Harry Marks wrote:The palm oil story reminded me of my big worry about algae growth as a source of carbon fixing: without incentives to take into account externalities, it could make the problem worse.
The main difference in this comparison is that algae for carbon removal aims to improve biological productivity in the vast High Nutrient Low Chlorophyll regions that cover 60 million square kilometres of the world ocean, improving biodiversity, whereas palm oil is wreaking apocalyptic destruction on some of the most precious ecologies of our planet, sending rainforest species extinct.
The economic debate on externalities and incentives is central to developing a credible political and investment case for carbon removal technologies. Another word for externalities is side-effects. I just had an interesting conversation about side effects of carbon removal technology. Any ocean-based algae production method must focus on ecosystem alterations, weighing up all environmental consequences in assessment of safety and efficacy.
Assessing such ocean based climate restoration methods is like pharmaceutical trials. In medicine there are often situations where the benefits of a treatment significantly outweigh the risk and damage of side effects. High efficacy can outweigh safety problems, depending on the frequency and severity of the problems, to justify decisions to approve trials and subsequent deployment.

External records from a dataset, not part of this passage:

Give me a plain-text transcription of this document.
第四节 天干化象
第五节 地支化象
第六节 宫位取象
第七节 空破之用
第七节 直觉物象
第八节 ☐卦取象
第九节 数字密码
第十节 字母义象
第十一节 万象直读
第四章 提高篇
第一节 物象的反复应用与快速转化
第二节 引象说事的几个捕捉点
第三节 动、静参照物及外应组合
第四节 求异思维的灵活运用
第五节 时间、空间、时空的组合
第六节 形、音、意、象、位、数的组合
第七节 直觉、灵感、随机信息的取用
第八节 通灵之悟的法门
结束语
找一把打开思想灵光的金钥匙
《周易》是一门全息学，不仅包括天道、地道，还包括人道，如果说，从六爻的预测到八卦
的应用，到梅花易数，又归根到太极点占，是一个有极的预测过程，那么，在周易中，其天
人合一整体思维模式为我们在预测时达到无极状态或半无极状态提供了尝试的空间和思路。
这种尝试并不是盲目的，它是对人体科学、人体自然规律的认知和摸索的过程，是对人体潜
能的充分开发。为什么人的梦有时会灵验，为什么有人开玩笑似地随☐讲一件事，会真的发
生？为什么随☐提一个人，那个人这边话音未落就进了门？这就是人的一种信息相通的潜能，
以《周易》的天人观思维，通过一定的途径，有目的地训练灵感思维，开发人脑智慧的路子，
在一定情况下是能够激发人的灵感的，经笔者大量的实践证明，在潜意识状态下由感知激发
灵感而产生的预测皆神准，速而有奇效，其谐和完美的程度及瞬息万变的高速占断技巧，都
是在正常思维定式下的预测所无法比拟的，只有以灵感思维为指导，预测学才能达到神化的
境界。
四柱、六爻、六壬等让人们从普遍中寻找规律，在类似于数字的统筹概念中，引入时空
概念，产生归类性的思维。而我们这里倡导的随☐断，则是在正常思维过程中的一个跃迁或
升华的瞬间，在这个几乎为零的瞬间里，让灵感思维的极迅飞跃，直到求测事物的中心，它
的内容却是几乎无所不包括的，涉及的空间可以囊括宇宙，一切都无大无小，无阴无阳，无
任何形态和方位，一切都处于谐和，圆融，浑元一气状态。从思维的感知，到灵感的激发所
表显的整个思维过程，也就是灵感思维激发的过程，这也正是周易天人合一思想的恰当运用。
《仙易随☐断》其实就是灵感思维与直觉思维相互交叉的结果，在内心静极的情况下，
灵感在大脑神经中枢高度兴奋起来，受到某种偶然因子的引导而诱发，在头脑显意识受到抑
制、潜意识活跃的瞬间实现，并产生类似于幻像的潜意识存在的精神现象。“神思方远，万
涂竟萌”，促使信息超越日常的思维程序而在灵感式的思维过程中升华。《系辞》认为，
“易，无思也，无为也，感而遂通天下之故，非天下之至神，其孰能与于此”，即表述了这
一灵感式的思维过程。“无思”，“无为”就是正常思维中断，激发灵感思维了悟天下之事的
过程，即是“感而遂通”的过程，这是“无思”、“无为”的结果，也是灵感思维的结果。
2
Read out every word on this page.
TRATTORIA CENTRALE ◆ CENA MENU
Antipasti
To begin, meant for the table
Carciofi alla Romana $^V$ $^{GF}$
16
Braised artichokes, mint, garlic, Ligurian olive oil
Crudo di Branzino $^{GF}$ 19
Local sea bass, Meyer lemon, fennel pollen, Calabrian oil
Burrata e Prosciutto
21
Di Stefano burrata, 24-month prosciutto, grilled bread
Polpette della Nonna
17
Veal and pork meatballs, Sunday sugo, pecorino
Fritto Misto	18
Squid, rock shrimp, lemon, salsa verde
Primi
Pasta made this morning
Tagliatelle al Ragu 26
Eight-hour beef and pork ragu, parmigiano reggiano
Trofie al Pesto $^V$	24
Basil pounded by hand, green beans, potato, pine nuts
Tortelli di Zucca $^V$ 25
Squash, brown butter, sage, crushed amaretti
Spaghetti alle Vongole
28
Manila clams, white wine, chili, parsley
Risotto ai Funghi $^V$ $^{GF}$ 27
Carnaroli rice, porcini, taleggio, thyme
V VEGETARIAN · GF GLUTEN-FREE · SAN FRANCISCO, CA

With ocean fertilization, adding iron might cause an overall increase in biodiversity and a net cooling impact. These possible protective effects should be weighed against a range of possible harms.

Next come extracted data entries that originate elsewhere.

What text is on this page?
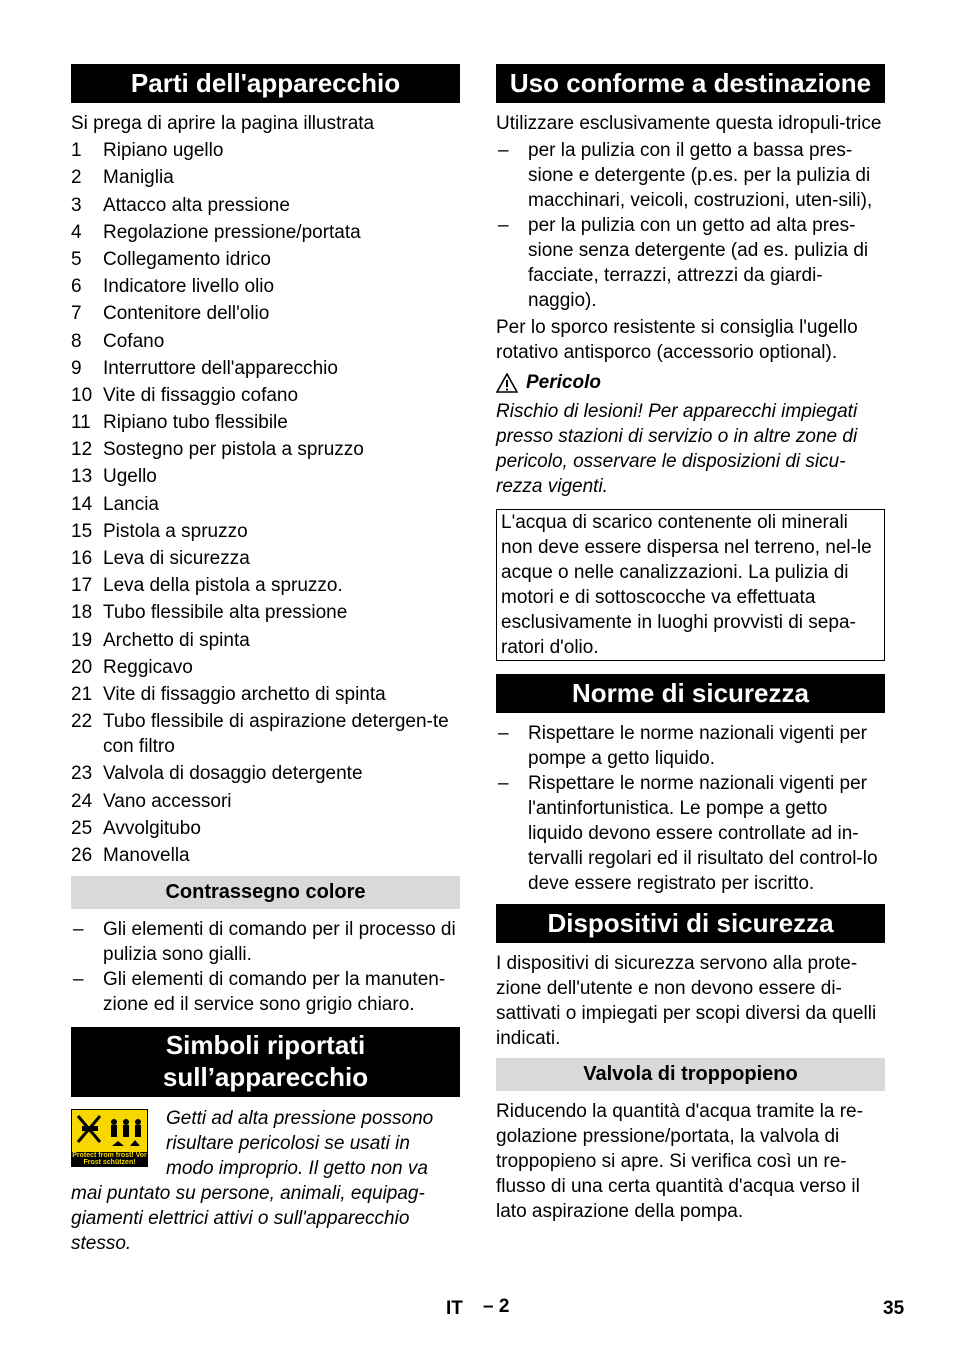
Parti dell'apparecchio

Si prega di aprire la pagina illustrata

1	Ripiano ugello
2	Maniglia
3	Attacco alta pressione
4	Regolazione pressione/portata
5	Collegamento idrico
6	Indicatore livello olio
7	Contenitore dell'olio
8	Cofano
9	Interruttore dell'apparecchio
10 Vite di fissaggio cofano
11 Ripiano tubo flessibile
12 Sostegno per pistola a spruzzo
13 Ugello
14 Lancia
15 Pistola a spruzzo
16 Leva di sicurezza
17 Leva della pistola a spruzzo.
18 Tubo flessibile alta pressione
19 Archetto di spinta
20 Reggicavo
21 Vite di fissaggio archetto di spinta
22 Tubo flessibile di aspirazione detergen-te con filtro
23 Valvola di dosaggio detergente
24 Vano accessori
25 Avvolgitubo
26 Manovella
Contrassegno colore
–	Gli elementi di comando per il processo di pulizia sono gialli.
–	Gli elementi di comando per la manuten-zione ed il service sono grigio chiaro.
Simboli riportati
sull’apparecchio
Protect from frost! Vor Frost schützen!

Getti ad alta pressione possono risultare pericolosi se usati in modo improprio. Il getto non va mai puntato su persone, animali, equipag-giamenti elettrici attivi o sull'apparecchio stesso.

Uso conforme a destinazione

Utilizzare esclusivamente questa idropuli-trice

–	per la pulizia con il getto a bassa pres-sione e detergente (p.es. per la pulizia di macchinari, veicoli, costruzioni, uten-sili),
–	per la pulizia con un getto ad alta pres-sione senza detergente (ad es. pulizia di facciate, terrazzi, attrezzi da giardi-naggio).

Per lo sporco resistente si consiglia l'ugello rotativo antisporco (accessorio optional).

Pericolo

Rischio di lesioni! Per apparecchi impiegati presso stazioni di servizio o in altre zone di pericolo, osservare le disposizioni di sicu-rezza vigenti.

L'acqua di scarico contenente oli minerali non deve essere dispersa nel terreno, nel-le acque o nelle canalizzazioni. La pulizia di motori e di sottoscocche va effettuata esclusivamente in luoghi provvisti di sepa-ratori d'olio.
Norme di sicurezza
–	Rispettare le norme nazionali vigenti per pompe a getto liquido.
–	Rispettare le norme nazionali vigenti per l'antinfortunistica. Le pompe a getto liquido devono essere controllate ad in-tervalli regolari ed il risultato del control-lo deve essere registrato per iscritto.
Dispositivi di sicurezza

I dispositivi di sicurezza servono alla prote-zione dell'utente e non devono essere di-sattivati o impiegati per scopi diversi da quelli indicati.

Valvola di troppopieno

Riducendo la quantità d'acqua tramite la re-golazione pressione/portata, la valvola di troppopieno si apre. Si verifica così un re-flusso di una certa quantità d'acqua verso il lato aspirazione della pompa.

IT – 2	35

In drug trials, design of economic incentives is central through patenting of intellectual property, but overall the main incentive of the developer is to comply with the regulatory requirements in order to bring the product to market. The moral debate around climate puts some perverse incentives in place by comparison, with the overall leftist tenor of debate viewing patents with disdain, applying a moral theory sometimes called cutting off your nose to spite your face.

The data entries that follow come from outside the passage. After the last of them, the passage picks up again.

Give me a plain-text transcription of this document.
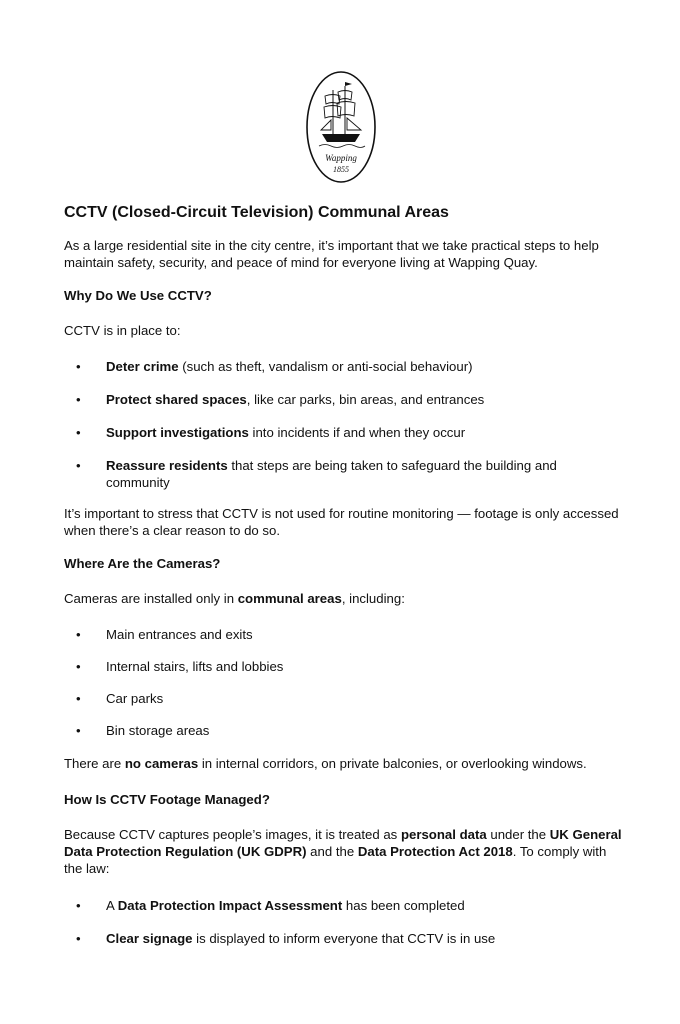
Wapping
1855
CCTV (Closed-Circuit Television) Communal Areas

As a large residential site in the city centre, it’s important that we take practical steps to help maintain safety, security, and peace of mind for everyone living at Wapping Quay.

Why Do We Use CCTV?

CCTV is in place to:

• Deter crime (such as theft, vandalism or anti-social behaviour)
• Protect shared spaces, like car parks, bin areas, and entrances
• Support investigations into incidents if and when they occur
• Reassure residents that steps are being taken to safeguard the building and community

It’s important to stress that CCTV is not used for routine monitoring — footage is only accessed when there’s a clear reason to do so.

Where Are the Cameras?

Cameras are installed only in communal areas, including:

• Main entrances and exits
• Internal stairs, lifts and lobbies
• Car parks
• Bin storage areas

There are no cameras in internal corridors, on private balconies, or overlooking windows.

How Is CCTV Footage Managed?

Because CCTV captures people’s images, it is treated as personal data under the UK General Data Protection Regulation (UK GDPR) and the Data Protection Act 2018. To comply with the law:

• A Data Protection Impact Assessment has been completed
• Clear signage is displayed to inform everyone that CCTV is in use
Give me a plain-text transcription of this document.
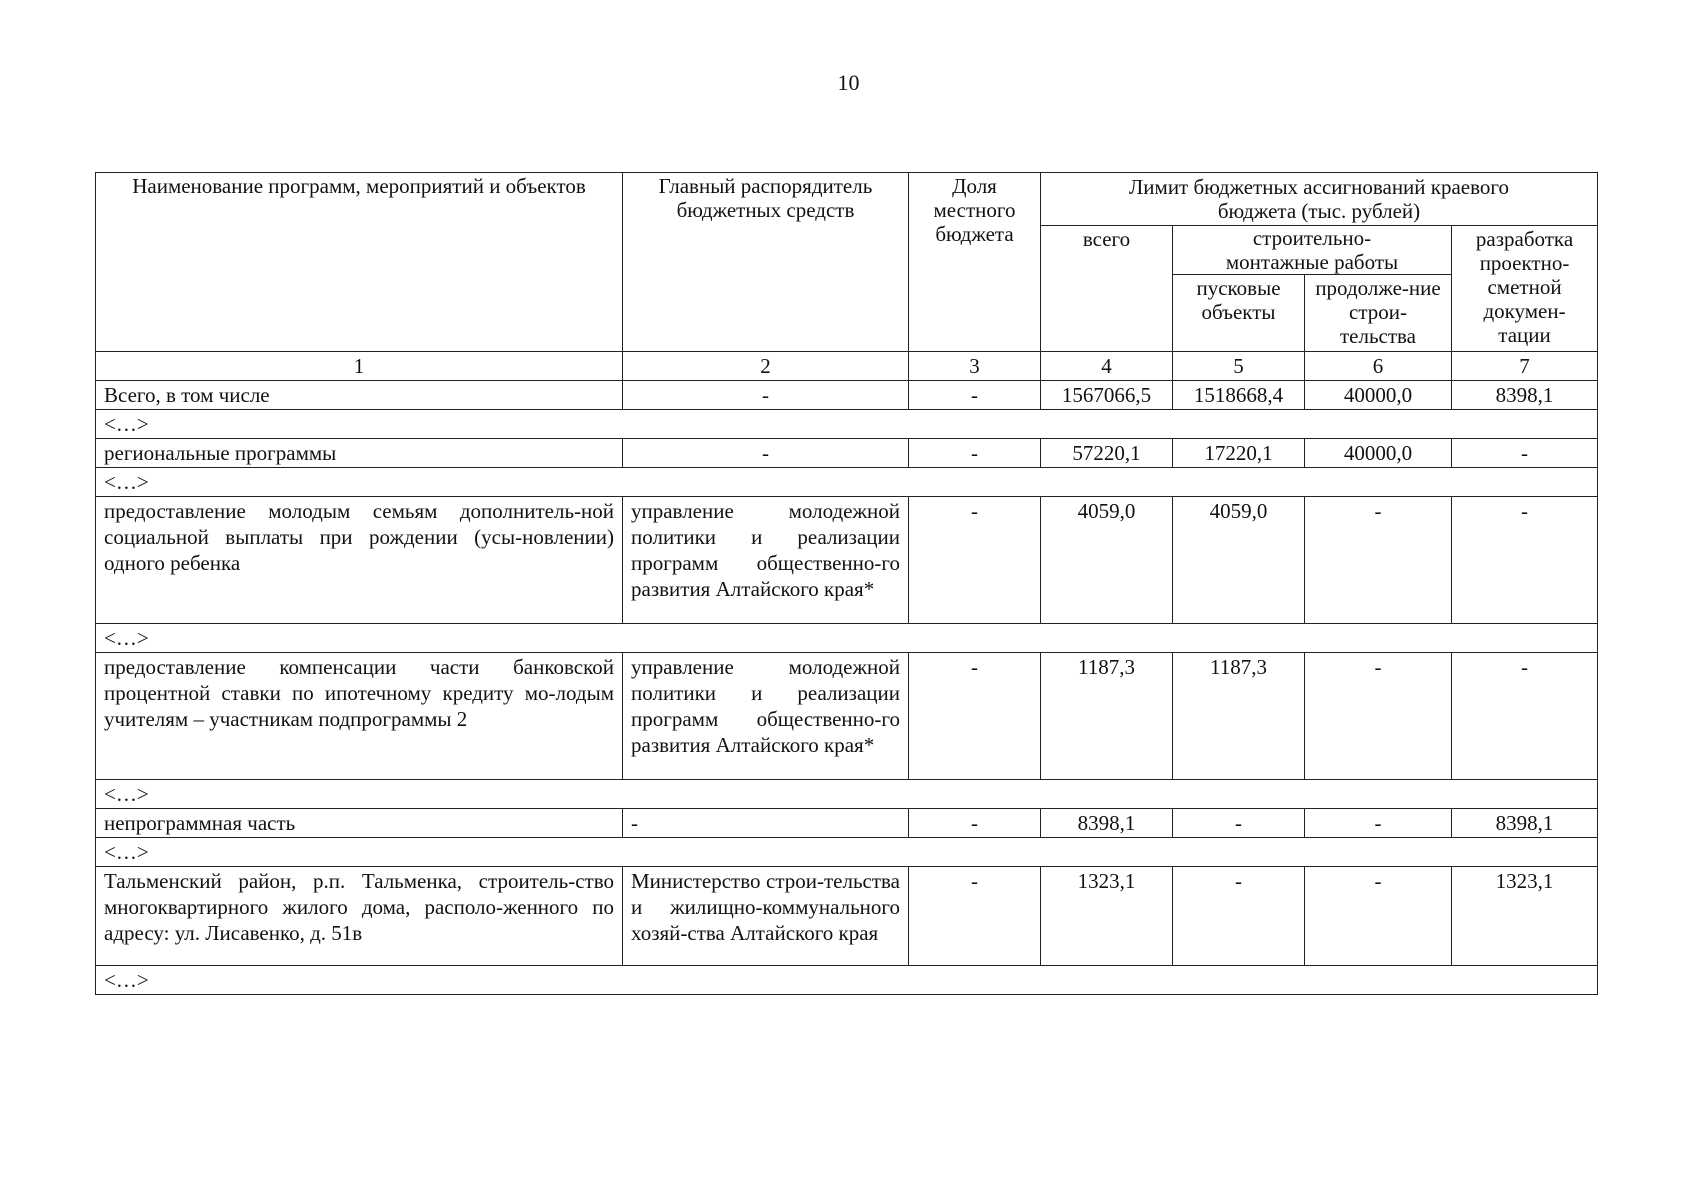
10
Наименование программ, мероприятий и объектов	Главный распорядитель бюджетных средств	Доля местного бюджета	Лимит бюджетных ассигнований краевого бюджета (тыс. рублей)			
			всего	строительно-монтажные работы		разработка проектно-сметной докумен-тации
				пусковые объекты	продолже-ние строи-тельства	
1	2	3	4	5	6	7
Всего, в том числе	-	-	1567066,5	1518668,4	40000,0	8398,1
<…>						
региональные программы	-	-	57220,1	17220,1	40000,0	-
<…>						
предоставление молодым семьям дополнитель-ной социальной выплаты при рождении (усы-новлении) одного ребенка	управление молодежной политики и реализации программ общественно-го развития Алтайского края*	-	4059,0	4059,0	-	-
<…>						
предоставление компенсации части банковской процентной ставки по ипотечному кредиту мо-лодым учителям – участникам подпрограммы 2	управление молодежной политики и реализации программ общественно-го развития Алтайского края*	-	1187,3	1187,3	-	-
<…>						
непрограммная часть	-	-	8398,1	-	-	8398,1
<…>						
Тальменский район, р.п. Тальменка, строитель-ство многоквартирного жилого дома, располо-женного по адресу: ул. Лисавенко, д. 51в	Министерство строи-тельства и жилищно-коммунального хозяй-ства Алтайского края	-	1323,1	-	-	1323,1
<…>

The context for algae is that political criticisms of climate restoration proposals, especially activist claims of moral hazard stopping emission reduction, appear to have stymied all field research into ocean fertilization in the current decade, so the market is highly distorted and gives incentives not to engage in research. There is a risk that hypothetical and real side effects can sometimes be exaggerated and distorted, overshadowing potential benefits. Very different incentives are needed, but as with patents, these are likely to be more in regulation than taxation.
Design of algae production may be able to minimise unwanted side effects, but discussion needs to ensure that isolated effects are not unduly generalized. Externalities from algae production using iron fertilization could potentially include production of toxic species, depletion of oceanic oxygen, and robbing of nutrients downstream from the location of iron fertilization. As well, there is debate on how long removed carbon would stay out of the air.
Geological data from the ice ages suggests these hypothesised effects might be very small. Advocates of field trials consider these hypothetical effects to be either too small or too long term to block the need for field research. It is difficult to make a cost-benefit analysis of such claims in the absence of major field trials, especially where the a political agenda is in play.
Many climate scientists oppose carbon removal because of the moral hazard argument that it would reduce political pressure to cut emissions, although the debate is shifting following major recent reports. In some cases the moral hazard line can lead to exaggeration of possible harm from technologies like algae farming.
Algae production using the iron salt aerosol process that I am advocating, of which more later, could potentially work with other cooling effects to become a cost-effective contribution to climate restoration. If it turns out to be the case that the price, speed and safety of this method are far better than anything else, the moral problem arises of what level of system disruption is acceptable, as long as such disruption is clearly outweighed by the benefits.
Harry Marks wrote: We need to know what natural growth is being displaced, and account for the impact of that, and we need to know what the algae is being used for, because if it drives down fossil fuel prices, by adding to fuel supplies, it can have follow-on effects inhibiting transition to other technologies. There is no substitute for prices which reflect actual scarcity of the inputs, adjusted for the unmarketed impacts (external effects like GHG's).
On displacement of natural growth, one leading scientist presented a model at at the Canberra Negative Emissions conference suggesting that adding enough iron to the Southern Ocean to optimise plankton productivity there would slowly deplete the nutrient levels in tropical waters, the alleged 'downstream robbing' effect. It is far from clear if this model is accurate, in view of the immense quantities of nutrients in the deep ocean. The timeframes for such effects are measured in centuries or millennia. Immediate benefits, reducing the impact of global warming, may be judged to be worth the risk of uncertain long term disruption. But the situation now is that anxiety about such side effects completely outweighs political support for using such technological intervention to help stabilise the world climate.
If algae farms occupy 1% of the world ocean there would be local ecosystem disruption, but this could be justified by broader stabilisation.
Your point about price effects is a very good one. My view is that algae technologies such as iron salt aerosol will work in combination with marine permaculture to help create new carbon markets that will mean lower prices for fuel can be balanced by other large scale methods of carbon storage such as biochar, plastic and concrete.
My view is that it may even be possible to store algae in fabric containers on the bottom of the ocean, a carbon bank that could be rapidly built up to stabilise the air and regulate the climate, then gradually drawn down for fuel and other uses. The volume needed would be about twenty cubic kilometres per year, or 0.000002% of the world ocean.